Kültür; Fatih’in Bellini gibi dünyanın en büyük ressamları, bilginlerine saygı göstermesidir. Bir Türk padişahının, bilimin evrenselliğini görüp, Latince, Yunanca yapıtları, felsefecilerin kitaplarını özgün dilinden okuması, başucu kitabı yapmasıdır, Uluğ Bey gibi bir sultanın en yakın dostu bilim insanı Ali Kuşçu'yu ülkesinden getirtip, ona rasathane kurdurtmasıdır.
Farabi’nin Eski Yunan felsefesiyle İslam felsefesini birleştirmeye çalışması, akılcılığı ve bilgiyi öne çıkarmasıdır uygarlık. Kültürel uygarlık köy enstitüleri kurabilme düşüncesidir. Savaştan kaçan Batılı bilim adamlarını Türk üniversitelerine getirme gücüdür. Anadolu bozkırlarına opera yapıları yapmaktır, köy çocuklarını, köylü kızları okutmak, bilim insanı olmasına olanak sağlamaktır.
Kendine özgü bir uygarlık, bir kültür oluşturmak yani kültürel bir uygarlık yaratmak savında bulunanlar, entelektüel üretimden, kültürel geçmişten, sağlam köklerden beslenmeli, bilgi ve aklın kılavuzluğunu seçmelidirler.
Uygarlık, bilim, bilgi, akıl ve özgürlük, özgür düşünce demektir. Bu değerleri aşağılayanların medeniyet inşası savı, toplum için yıkıcı, yok edici, aşındırıcı etkilere yol açar.
Bugünkü siyasal anlayış, toplumda mimarlık, opera, müzik, resim, heykel, spor, şiir, yazı, gülmece, tiyatro, sinema gibi dalları kapsayan bir kültürü hemen her yerde aşağılamış, değersizleştirmiş, bilginin, aklın, sorgulamanın, çağdaşlığın, bilimin adının geçtiği her şeyi geri plana atmış, dışlamıştır.
Böyle toplumlarda egemen güç gibi düşünen herkes değerli gösterilir, kendi gibi olmayan -dünyanın en önemli sanatçısı, bilim insanı olsa da-düşmanlaştırılır, hedef olur. Sanatçı, gazeteci ya da bilim adamı siyasetin güdümünde oldukça değeri artar.

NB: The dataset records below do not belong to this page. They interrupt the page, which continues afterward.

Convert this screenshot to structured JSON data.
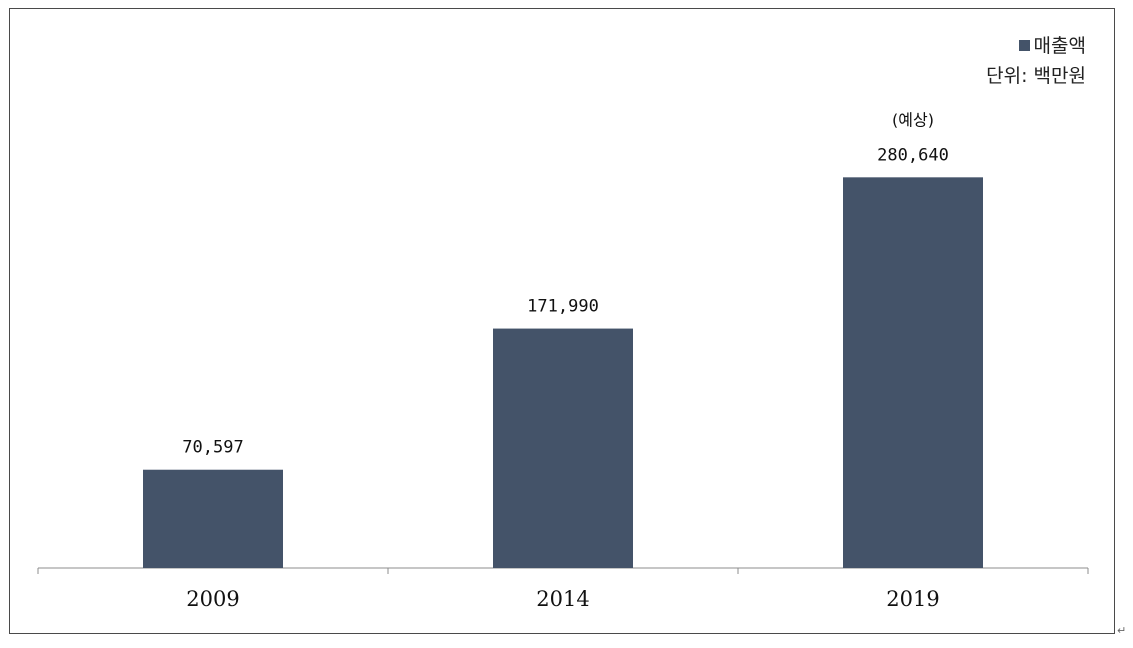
{
  "chart_data": {
    "type": "bar",
    "categories": [
      "2009",
      "2014",
      "2019"
    ],
    "series": [
      {
        "name": "매출액",
        "values": [
          70597,
          171990,
          280640
        ],
        "value_labels": [
          "70,597",
          "171,990",
          "280,640"
        ]
      }
    ],
    "annotations": [
      {
        "category": "2019",
        "text": "(예상)"
      }
    ],
    "unit_label": "단위: 백만원",
    "ylim": [
      0,
      380000
    ],
    "grid": false,
    "legend_position": "top-right",
    "bar_color": "#445369"
  },
  "page": {
    "return_mark": "↵"
  }
}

Bugün yeni Türkiye kültürü inşaya çalışanlar, bu toprakların gerçek değerlerini, cumhuriyet dönemini ve Atatürk'ü her fırsatta aşağılayıp, Osmanlı’yı yıkım sürecine götüren dönemlerin, padişahını, kişiliklerini, o dönemde kalmış değerleri halka zorla kabullendirmeye çalışıyor ve bunun için de “din” ve “milliyetçilik” gibi manevi değerleri kullanıyorlar.
Kültür ve uygarlık, özgürlükle, özgür düşünceyle, akılla gelişen alanlardır. Biat ederek, kopya ya da taklitle, sorgulama yeteneğini dışlamakla, bilgi ve akıl düşmanlığıyla, beton dikmekle alınacak yol Osmanlı tuğralı bir “Doblo” ile alınacak yoldan farksız olacaktır.